Dr Jessica Wu

Jessica Wu holds a PhD in Language Testing. She is currently Program Director of the R&D Office at the Language Training and Testing Center (LTTC). She also teaches language testing courses in the PhD program of the National Taiwan Normal University. She has been deeply involved in the research and development of the General English Proficiency Test (GEPT), which targets English learners at all levels in Taiwan. She also serves as an adviser to the government at a national level on the development of L1 tests. She has published numerous articles and book chapters in the field of language testing and has presented her work at conferences around the world. She is currently Co-President of the Asian Association for Language Assessment (AALA). 
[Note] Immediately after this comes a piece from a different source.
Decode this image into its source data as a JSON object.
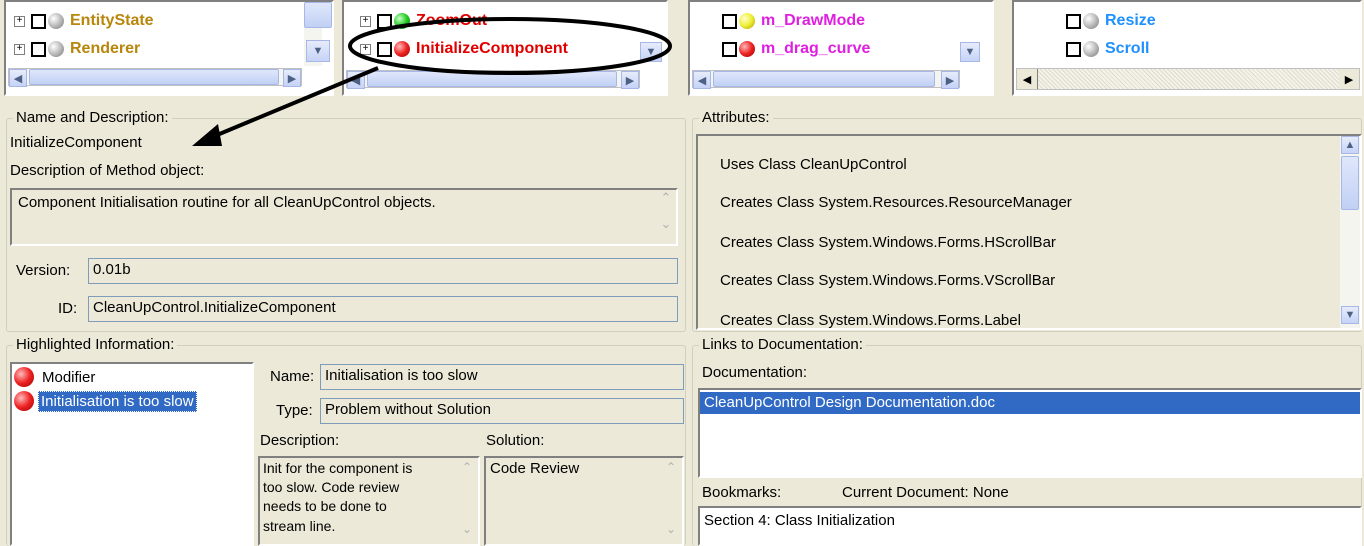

A Locally Appropriate English Language Test – Locality, Globality & Validity

Unlike generic international language tests that are intended to suit test-takers around the world, tests produced locally in the Asian EFL domain are considered to be more appropriate in assessing local learners’ proficiency in English because they are tailored to the specific educational systems and the contexts of test use within the region.

Yet, the merits of a locally-produced test remain as claims unless they can be realized in test production and be supported by evidence through validation. This task is a primary challenge for the test developers. What is more intriguing is that even after the localization of the test has been demonstrated, the locally-produced test is disfavored by part of its local market due to the influence of internationalization and the lack of assessment literacy among stakeholders. As a result, the local test faces another challenge in finding the optimal balance between locality and globality in order to be sustainable. 

This presentation aims to discuss these two challenges encountered by a locally-produced test. I will share the GEPT practice in Taiwan to discuss key elements or attributes of a locally appropriate test in relation to the socio-cognitive framework for test development and validation (Weir, 2005; O'Sullivan & Weir, 2011; O'Sullivan, 2011; 2015). I will also share the GEPT experience in dealing with the second challenge through various projects.

While a locally-produced test moves towards internationalization, the developers of international tests have begun to pay more attention to localization. I will conclude by suggesting that these issues be addressed from the perspective of validation, by the developers of both local and international tests.